Proposals for a new system of “fiscal money” have increasingly appeared in political debates in Italy, where budget constraints and a lack of monetary sovereignty have tied policymakers’ hands. If it is properly designed, such a system could substantially boost economic output and public revenues at little to no cost.

ROME – In a recent commentary, Yanis Varoufakis of the University of Athens pointed out the merits of giving national governments a greater say in domestic money creation. Varoufakis calls for a new parallel payments system based on “fiscal money,” or money backed by future taxes, and he proposes a complex mechanism for creating such money.
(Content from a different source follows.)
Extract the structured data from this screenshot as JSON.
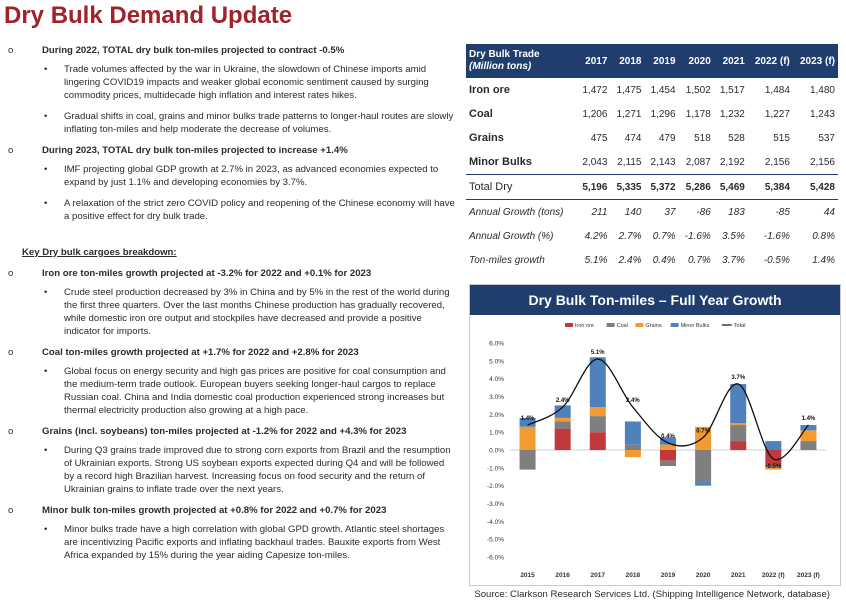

In response, we would direct readers to our own fiscal-money proposal, which would be simpler and easier to adopt than the system Varoufakis describes. We devised the idea in our “Manifesto for Italy” in 2014, when we were looking for a policy instrument that could revive aggregate demand in an economy with limited fiscal space and no monetary sovereignty. As we argued then, such an instrument would allow Italy to recover from its economic crisis without leaving the eurozone or violating European Union rules.

Our proposal evolved into a widely read e-book and a series of articles, in which we developed a rigorous definition of fiscal money, and simulated a fiscal-money program using Italian economic data. We also considered how fiscal money would work in different contexts, by comparing our proposal to various parallel-currency proposals for Greece, and to the economic policies of Hjalmar Schacht, the architect of Germany’s economic recovery in the 1930s.